When it comes to behavior, I’m a conservationist and minimalist: I sincerely dislike having to do anything extra or wasted. For example, I dislike taking stairs one at a time because it’s too slow. I never print out anything; it’s a waste of paper that I’ll eventually throw away anyhow. I frequently run across parking lots because I can’t stand the time wasted between walking out a door and arriving at my car. So why would I advocate using a data warehouse as the basis for business intelligence and decision support? Why not get data directly from operational systems and skip the extra system?
One of the biggest misconceptions I encounter when talking to organizations about data warehousing is the idea that a data warehouse is where the operational data is collected. Using this definition, an additional data warehouse would absolutely be a waste of time and resources. Another misconception is that a data warehouse is just a bunch of systems data integrated into one system. While there’s kernel of truth to that idea, it misses the point.
So as a point of contrast, here is a list of what a data warehouse is not. It is
- not the primary operational data store,
- not a complete copy of operational data,
- not a source for in-process, operational decision making, and finally, it is
- not a composite operational system.
Although there are exceptions to every rule, the above list should clear the air of lingering misconceptions. So now that we know what it is not, what is a data warehouse, and what advantages does it provide over using an operational system directly for business intelligence and decision support?
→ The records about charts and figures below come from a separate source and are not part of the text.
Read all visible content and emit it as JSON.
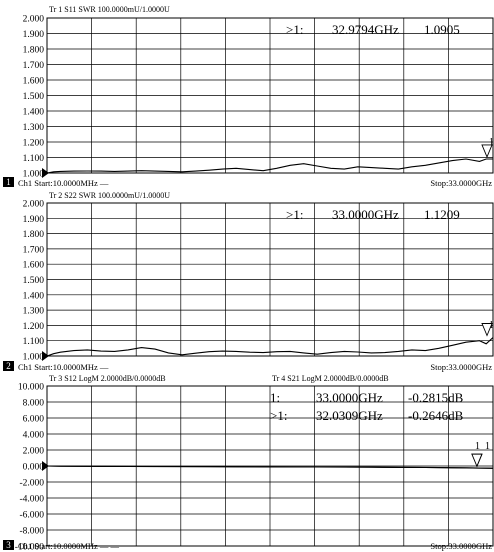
{
  "colors": {
    "background": "#ffffff",
    "foreground": "#000000",
    "channel_badge_bg": "#000000",
    "channel_badge_fg": "#ffffff"
  },
  "chart_data": [
    {
      "type": "line",
      "trace_header": "Tr 1  S11  SWR 100.0000mU/1.0000U",
      "channel_badge": "1",
      "footer_left": "Ch1  Start:10.0000MHz  —",
      "footer_right": "Stop:33.0000GHz",
      "y_ticks": [
        "2.000",
        "1.900",
        "1.800",
        "1.700",
        "1.600",
        "1.500",
        "1.400",
        "1.300",
        "1.200",
        "1.100",
        "1.000"
      ],
      "ylim": [
        1.0,
        2.0
      ],
      "reference_level": 1.0,
      "reference_arrow_label": "1",
      "x_unit": "GHz",
      "xlim": [
        0.01,
        33.0
      ],
      "marker_readouts": [
        {
          "prefix": ">1:",
          "freq": "32.9794GHz",
          "value": "1.0905"
        }
      ],
      "marker_flag_labels": [
        "1"
      ],
      "markers": [
        {
          "x": 32.98,
          "y": 1.0905
        }
      ],
      "series": [
        {
          "x": [
            0.01,
            0.5,
            1,
            2,
            3,
            4,
            5,
            6,
            7,
            8,
            9,
            10,
            11,
            12,
            13,
            14,
            15,
            16,
            17,
            18,
            19,
            20,
            21,
            22,
            23,
            24,
            25,
            26,
            27,
            28,
            29,
            30,
            31,
            32,
            32.5,
            33
          ],
          "y": [
            1.0,
            1.008,
            1.01,
            1.012,
            1.013,
            1.012,
            1.01,
            1.012,
            1.015,
            1.012,
            1.01,
            1.008,
            1.012,
            1.018,
            1.025,
            1.03,
            1.022,
            1.015,
            1.03,
            1.05,
            1.06,
            1.045,
            1.03,
            1.025,
            1.04,
            1.035,
            1.03,
            1.025,
            1.04,
            1.05,
            1.065,
            1.08,
            1.09,
            1.075,
            1.09,
            1.0905
          ]
        }
      ]
    },
    {
      "type": "line",
      "trace_header": "Tr 2  S22  SWR 100.0000mU/1.0000U",
      "channel_badge": "2",
      "footer_left": "Ch1  Start:10.0000MHz  —",
      "footer_right": "Stop:33.0000GHz",
      "y_ticks": [
        "2.000",
        "1.900",
        "1.800",
        "1.700",
        "1.600",
        "1.500",
        "1.400",
        "1.300",
        "1.200",
        "1.100",
        "1.000"
      ],
      "ylim": [
        1.0,
        2.0
      ],
      "reference_level": 1.0,
      "reference_arrow_label": "1",
      "x_unit": "GHz",
      "xlim": [
        0.01,
        33.0
      ],
      "marker_readouts": [
        {
          "prefix": ">1:",
          "freq": "33.0000GHz",
          "value": "1.1209"
        }
      ],
      "marker_flag_labels": [],
      "markers": [
        {
          "x": 33.0,
          "y": 1.1209
        }
      ],
      "series": [
        {
          "x": [
            0.01,
            0.5,
            1,
            2,
            3,
            4,
            5,
            6,
            7,
            8,
            9,
            10,
            11,
            12,
            13,
            14,
            15,
            16,
            17,
            18,
            19,
            20,
            21,
            22,
            23,
            24,
            25,
            26,
            27,
            28,
            29,
            30,
            31,
            32,
            32.5,
            33
          ],
          "y": [
            1.0,
            1.015,
            1.025,
            1.035,
            1.04,
            1.032,
            1.03,
            1.04,
            1.055,
            1.045,
            1.02,
            1.008,
            1.018,
            1.028,
            1.032,
            1.03,
            1.025,
            1.022,
            1.028,
            1.03,
            1.02,
            1.012,
            1.022,
            1.03,
            1.026,
            1.02,
            1.022,
            1.03,
            1.04,
            1.035,
            1.05,
            1.07,
            1.09,
            1.1,
            1.08,
            1.1209
          ]
        }
      ]
    },
    {
      "type": "line",
      "trace_header": "Tr 3  S12  LogM 2.0000dB/0.0000dB",
      "trace_header_2": "Tr 4  S21  LogM 2.0000dB/0.0000dB",
      "channel_badge": "3",
      "footer_left": "Ch1  Start:10.0000MHz  — —",
      "footer_right": "Stop:33.0000GHz",
      "y_ticks": [
        "10.000",
        "8.000",
        "6.000",
        "4.000",
        "2.000",
        "0.000",
        "-2.000",
        "-4.000",
        "-6.000",
        "-8.000",
        "-10.000"
      ],
      "ylim": [
        -10.0,
        10.0
      ],
      "reference_level": 0.0,
      "x_unit": "GHz",
      "xlim": [
        0.01,
        33.0
      ],
      "marker_readouts": [
        {
          "prefix": "1:",
          "freq": "33.0000GHz",
          "value": "-0.2815dB"
        },
        {
          "prefix": ">1:",
          "freq": "32.0309GHz",
          "value": "-0.2646dB"
        }
      ],
      "marker_flag_labels": [
        "1",
        "1"
      ],
      "markers": [
        {
          "x": 33.0,
          "y": -0.2815
        },
        {
          "x": 32.03,
          "y": -0.2646
        }
      ],
      "series": [
        {
          "x": [
            0.01,
            1,
            2,
            4,
            6,
            8,
            10,
            12,
            14,
            16,
            18,
            20,
            22,
            24,
            26,
            28,
            30,
            31,
            32,
            33
          ],
          "y": [
            0.0,
            -0.02,
            -0.03,
            -0.04,
            -0.05,
            -0.06,
            -0.07,
            -0.08,
            -0.09,
            -0.1,
            -0.11,
            -0.12,
            -0.13,
            -0.14,
            -0.16,
            -0.18,
            -0.21,
            -0.23,
            -0.26,
            -0.28
          ]
        },
        {
          "x": [
            0.01,
            1,
            2,
            4,
            6,
            8,
            10,
            12,
            14,
            16,
            18,
            20,
            22,
            24,
            26,
            28,
            30,
            31,
            32,
            33
          ],
          "y": [
            0.0,
            -0.03,
            -0.04,
            -0.05,
            -0.06,
            -0.07,
            -0.08,
            -0.09,
            -0.1,
            -0.11,
            -0.12,
            -0.13,
            -0.14,
            -0.15,
            -0.17,
            -0.19,
            -0.22,
            -0.24,
            -0.265,
            -0.2815
          ]
        }
      ]
    }
  ]
}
Laboratory data systems are often based on very complex, third normal form relational database schemas. While there are good reasons to model complex systems using this method, these schemas are frequently too complex for the average business intelligence user and ad-hoc consumer. Therefore, a successful data warehouse solution will often remove the complexities of the operational store, relational objects might be flattened, multi-column foreign key indexes might be simplified to a single key column, ambiguous data (for example, textual facts) might be omitted, and column names might be simplified to provide clarity and standardize business vocabulary. Each of these changes helps improve the speed of the data warehouse database, makes the mining and summarization of data more user-friendly, and serves to harmonize data knowledge across the enterprise.
A successful data warehouse solution provides blazing fast access to key operational data that is frequently used as the basis for making business decisions, identifying historical trends, and predicting future performance. Because many laboratory systems are used 24×7, it is often unreasonable to assume that business intelligence queries that consider hundreds of thousands or millions of data points should be able to share the same resources as the operational system. Therefore, reporting against a data warehouse often frees the operational system from what could be an overwhelming additional burden and allows the data warehouse to focus solely on speedily summarizing large volumes of data.
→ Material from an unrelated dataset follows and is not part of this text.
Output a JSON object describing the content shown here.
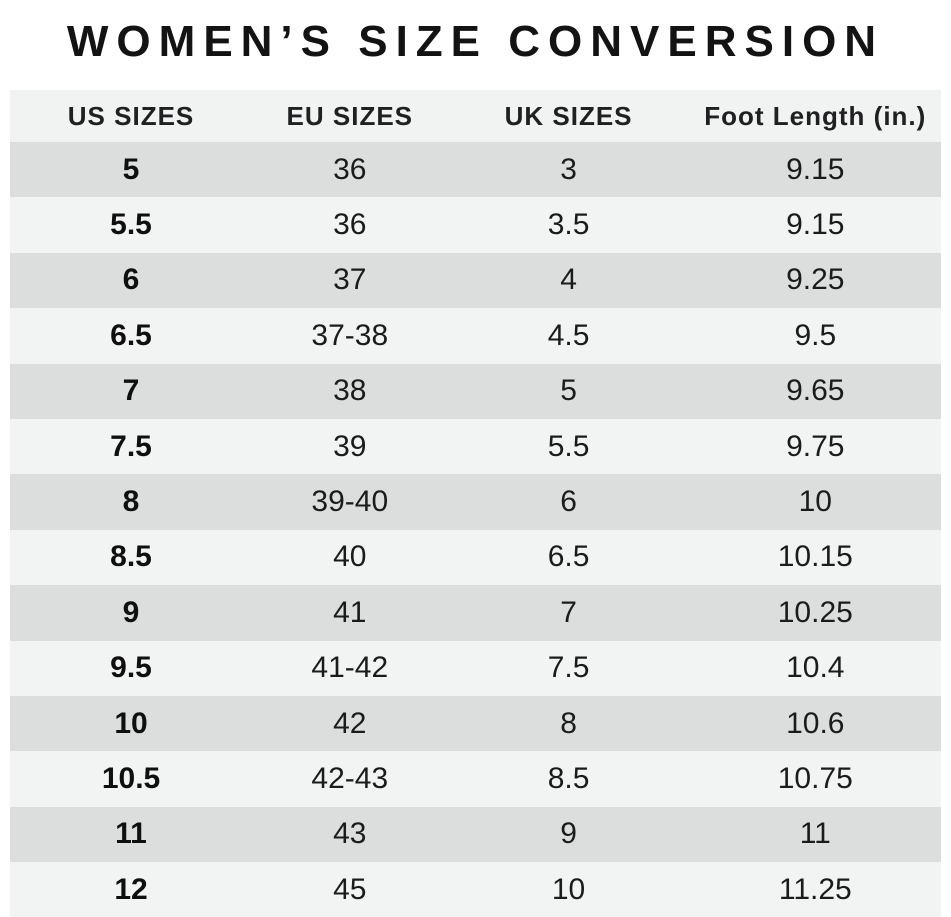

Although I may have stretched the alliterative nature of my section titles, a successful data warehouse solution may create a composite view of conformed data from disparate operational sources. This means more than merely integrating data from several systems into a single database. Frequently a data warehouse will fill in missing fields with calculated values, convert null values to “N/A”, and have data converted into universal formats. Although most laboratories would never consider “synthesizing” data that is missing, this practice is perfectly acceptable – and preferred! – in a fully populated data warehouse. For example, if one source system is marking protocol subjects as Male/Female and another system is marking them as Man/Woman, the data warehouse would need to store all data using only one set of values in order for the data to be useful.
Although I have provided only an abbreviated list of advantages in favor of a data warehouse, it should be clear that implementing one in your organization may offer very real, pragmatic benefits over trying to pull business intelligence directly from operational source systems.